The coverage members receive through their agriculture cooperatives is trusted, affordable, and worthy of maintaining. In many cases, the benefits provided under these plans have been specifically designed by the farmers themselves to meet a need that was not being met in the general insurance market. Many of these benefits, for example, such as milk deduction check-off, 24-hour live access to customer service, and special wrap-around options for accident coverage, are very farmer-specific, and unlikely to be offered in the exchanges.
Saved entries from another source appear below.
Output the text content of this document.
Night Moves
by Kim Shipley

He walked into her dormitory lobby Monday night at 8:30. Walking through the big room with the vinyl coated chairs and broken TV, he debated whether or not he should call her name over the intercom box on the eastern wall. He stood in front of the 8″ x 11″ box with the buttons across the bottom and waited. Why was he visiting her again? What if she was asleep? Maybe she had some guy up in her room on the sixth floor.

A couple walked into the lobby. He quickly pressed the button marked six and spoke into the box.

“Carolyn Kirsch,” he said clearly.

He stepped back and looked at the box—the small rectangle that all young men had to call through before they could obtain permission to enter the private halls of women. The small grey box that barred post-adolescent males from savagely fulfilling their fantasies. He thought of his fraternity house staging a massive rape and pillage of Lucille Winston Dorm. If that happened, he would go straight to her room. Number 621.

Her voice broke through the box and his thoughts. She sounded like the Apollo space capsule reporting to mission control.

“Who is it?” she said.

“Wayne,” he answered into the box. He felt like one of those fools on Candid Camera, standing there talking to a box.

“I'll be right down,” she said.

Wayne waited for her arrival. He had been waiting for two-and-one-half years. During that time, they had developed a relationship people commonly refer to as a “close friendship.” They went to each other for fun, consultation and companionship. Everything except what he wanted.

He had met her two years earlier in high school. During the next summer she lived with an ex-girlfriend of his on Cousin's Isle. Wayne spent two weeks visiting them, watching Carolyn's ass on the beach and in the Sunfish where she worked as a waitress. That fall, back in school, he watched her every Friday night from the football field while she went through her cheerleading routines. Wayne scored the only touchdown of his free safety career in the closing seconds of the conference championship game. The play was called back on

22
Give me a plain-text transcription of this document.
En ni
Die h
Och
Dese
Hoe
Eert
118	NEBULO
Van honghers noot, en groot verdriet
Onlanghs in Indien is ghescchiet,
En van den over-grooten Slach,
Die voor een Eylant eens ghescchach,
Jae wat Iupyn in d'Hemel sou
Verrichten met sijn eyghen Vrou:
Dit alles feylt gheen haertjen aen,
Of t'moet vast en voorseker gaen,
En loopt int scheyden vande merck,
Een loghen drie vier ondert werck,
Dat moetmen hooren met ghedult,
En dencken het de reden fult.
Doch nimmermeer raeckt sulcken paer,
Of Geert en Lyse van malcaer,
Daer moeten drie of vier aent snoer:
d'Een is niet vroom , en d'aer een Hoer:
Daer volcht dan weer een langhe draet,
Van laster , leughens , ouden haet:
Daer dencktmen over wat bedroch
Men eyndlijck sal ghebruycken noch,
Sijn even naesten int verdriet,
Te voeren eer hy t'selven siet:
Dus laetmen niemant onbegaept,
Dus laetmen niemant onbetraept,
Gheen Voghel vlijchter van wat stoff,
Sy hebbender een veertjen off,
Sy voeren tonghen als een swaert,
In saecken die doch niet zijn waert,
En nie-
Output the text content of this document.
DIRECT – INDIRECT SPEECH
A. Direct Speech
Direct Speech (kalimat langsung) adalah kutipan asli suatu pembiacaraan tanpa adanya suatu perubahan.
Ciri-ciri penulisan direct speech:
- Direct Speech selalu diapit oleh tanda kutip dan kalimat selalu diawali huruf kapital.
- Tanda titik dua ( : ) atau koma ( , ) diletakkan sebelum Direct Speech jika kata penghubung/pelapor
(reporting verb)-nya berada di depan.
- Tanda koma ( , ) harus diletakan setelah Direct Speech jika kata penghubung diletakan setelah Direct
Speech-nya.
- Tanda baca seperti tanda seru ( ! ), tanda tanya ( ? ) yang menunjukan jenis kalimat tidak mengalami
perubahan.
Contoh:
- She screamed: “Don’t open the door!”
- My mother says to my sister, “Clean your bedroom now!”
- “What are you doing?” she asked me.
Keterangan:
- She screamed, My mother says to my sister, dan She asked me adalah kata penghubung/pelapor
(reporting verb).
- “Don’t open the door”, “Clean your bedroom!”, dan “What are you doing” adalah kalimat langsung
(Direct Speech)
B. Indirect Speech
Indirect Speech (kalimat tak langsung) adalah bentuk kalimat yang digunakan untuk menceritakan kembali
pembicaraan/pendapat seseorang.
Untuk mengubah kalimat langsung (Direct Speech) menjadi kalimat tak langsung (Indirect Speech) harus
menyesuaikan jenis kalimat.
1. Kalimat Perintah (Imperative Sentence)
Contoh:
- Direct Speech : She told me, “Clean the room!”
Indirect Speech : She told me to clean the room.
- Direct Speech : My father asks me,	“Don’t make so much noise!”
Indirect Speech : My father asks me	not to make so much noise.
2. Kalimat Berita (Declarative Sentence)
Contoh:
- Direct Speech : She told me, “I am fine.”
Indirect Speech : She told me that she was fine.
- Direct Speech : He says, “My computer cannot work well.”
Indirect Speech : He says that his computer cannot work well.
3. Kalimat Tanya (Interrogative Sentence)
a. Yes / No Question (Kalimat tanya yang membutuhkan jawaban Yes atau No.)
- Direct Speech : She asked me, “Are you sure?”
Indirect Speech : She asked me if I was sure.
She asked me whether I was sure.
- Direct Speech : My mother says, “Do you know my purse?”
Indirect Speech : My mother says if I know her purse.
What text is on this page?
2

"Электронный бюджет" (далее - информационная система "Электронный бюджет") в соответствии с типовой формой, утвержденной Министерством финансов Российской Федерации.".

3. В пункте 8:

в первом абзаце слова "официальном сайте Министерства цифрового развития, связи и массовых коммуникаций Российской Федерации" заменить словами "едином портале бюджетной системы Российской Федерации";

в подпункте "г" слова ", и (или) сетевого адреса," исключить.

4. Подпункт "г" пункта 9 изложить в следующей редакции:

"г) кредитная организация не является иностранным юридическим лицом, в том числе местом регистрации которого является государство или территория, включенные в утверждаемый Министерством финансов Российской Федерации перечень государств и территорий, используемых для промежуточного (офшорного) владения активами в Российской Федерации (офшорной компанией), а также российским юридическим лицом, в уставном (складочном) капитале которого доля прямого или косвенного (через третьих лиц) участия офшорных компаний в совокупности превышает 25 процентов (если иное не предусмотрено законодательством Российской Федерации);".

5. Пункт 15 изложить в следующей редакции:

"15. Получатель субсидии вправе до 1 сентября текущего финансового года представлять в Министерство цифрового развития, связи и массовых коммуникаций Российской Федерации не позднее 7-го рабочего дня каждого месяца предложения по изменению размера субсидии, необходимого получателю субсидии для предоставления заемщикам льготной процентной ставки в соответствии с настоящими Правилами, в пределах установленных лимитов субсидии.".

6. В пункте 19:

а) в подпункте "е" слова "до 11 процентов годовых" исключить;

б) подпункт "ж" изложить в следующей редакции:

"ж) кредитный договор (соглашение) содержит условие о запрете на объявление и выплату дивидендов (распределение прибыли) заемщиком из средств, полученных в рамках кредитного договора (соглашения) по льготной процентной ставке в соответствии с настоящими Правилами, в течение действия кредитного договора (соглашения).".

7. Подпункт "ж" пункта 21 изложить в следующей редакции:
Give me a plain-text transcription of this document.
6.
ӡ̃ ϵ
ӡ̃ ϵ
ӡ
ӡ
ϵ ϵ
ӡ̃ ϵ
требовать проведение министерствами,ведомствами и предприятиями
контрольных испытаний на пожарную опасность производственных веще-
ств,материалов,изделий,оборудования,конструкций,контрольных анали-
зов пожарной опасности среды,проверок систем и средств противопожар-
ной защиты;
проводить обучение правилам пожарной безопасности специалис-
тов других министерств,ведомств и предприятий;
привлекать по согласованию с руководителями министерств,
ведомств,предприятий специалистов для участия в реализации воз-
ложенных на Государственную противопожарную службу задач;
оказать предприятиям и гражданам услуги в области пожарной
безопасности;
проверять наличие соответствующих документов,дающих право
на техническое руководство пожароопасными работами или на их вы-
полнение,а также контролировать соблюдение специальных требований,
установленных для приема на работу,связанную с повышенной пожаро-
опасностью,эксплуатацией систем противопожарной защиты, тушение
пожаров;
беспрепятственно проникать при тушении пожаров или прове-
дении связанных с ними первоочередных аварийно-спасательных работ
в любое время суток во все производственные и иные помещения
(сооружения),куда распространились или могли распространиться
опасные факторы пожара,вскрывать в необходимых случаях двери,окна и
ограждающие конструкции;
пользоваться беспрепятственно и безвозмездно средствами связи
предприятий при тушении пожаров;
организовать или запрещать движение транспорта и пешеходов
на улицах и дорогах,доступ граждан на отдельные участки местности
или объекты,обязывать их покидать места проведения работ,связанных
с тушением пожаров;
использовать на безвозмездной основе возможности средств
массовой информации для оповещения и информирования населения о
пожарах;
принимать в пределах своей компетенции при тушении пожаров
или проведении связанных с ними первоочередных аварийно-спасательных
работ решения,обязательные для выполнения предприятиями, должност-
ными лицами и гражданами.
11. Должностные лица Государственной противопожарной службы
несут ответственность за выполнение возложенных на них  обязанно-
We share the concern of the cooperatives that unless they are allowed to provide coverage to their members on an even playing field with the exchanges, they will inevitably lose significant participation from their membership, thus putting at risk the integrity of their risk pool, increasing the premiums for remaining members, and ultimately threatening the viability of their model. At the same time, individual lower-income cooperative members who seek the subsidized prices in the exchanges will no longer have access to the farm-friendly coverage policies they have come to rely on, nor will they benefit from the profit-sharing aspect of the cooperative.
It is of little help to today's farmer cooperatives that their members would be eligible for premium tax credit support if they were to transform themselves into health care cooperatives as defined in the Act, or is they were to reconstitute as health insurers and offer their plans to the general public through the exchanges. Both solutions would require today's cooperatives to become completely different entities than they currently are, and therefore offers them no workable solution.
We urge you to allow subsidy-eligible farmers to purchase their coverage from their trusted cooperatives without losing access to premium assistance provided that the plan meets all of the Act's minimum benefit requirements. Such an approach, offered through Section 1331's state waiver provision, could provide HHS or the States with the authority to recognize coop-offered plans as qualified for the purposes of the premium tax credit.
We would be open to any alternative that would assist farmer cooperatives in subsidizing eligible members' purchase of coverage to avoid the unwanted outcomes we outlines in this letter.
We respectfully ask you to remedy the challenge facing farmers cooperatives, and request a response within 45 days that addresses our concerns. If you have any questions, please do not hesitate to call Joy McGlaun in Senator Kohl's office at (202) 224- 5364.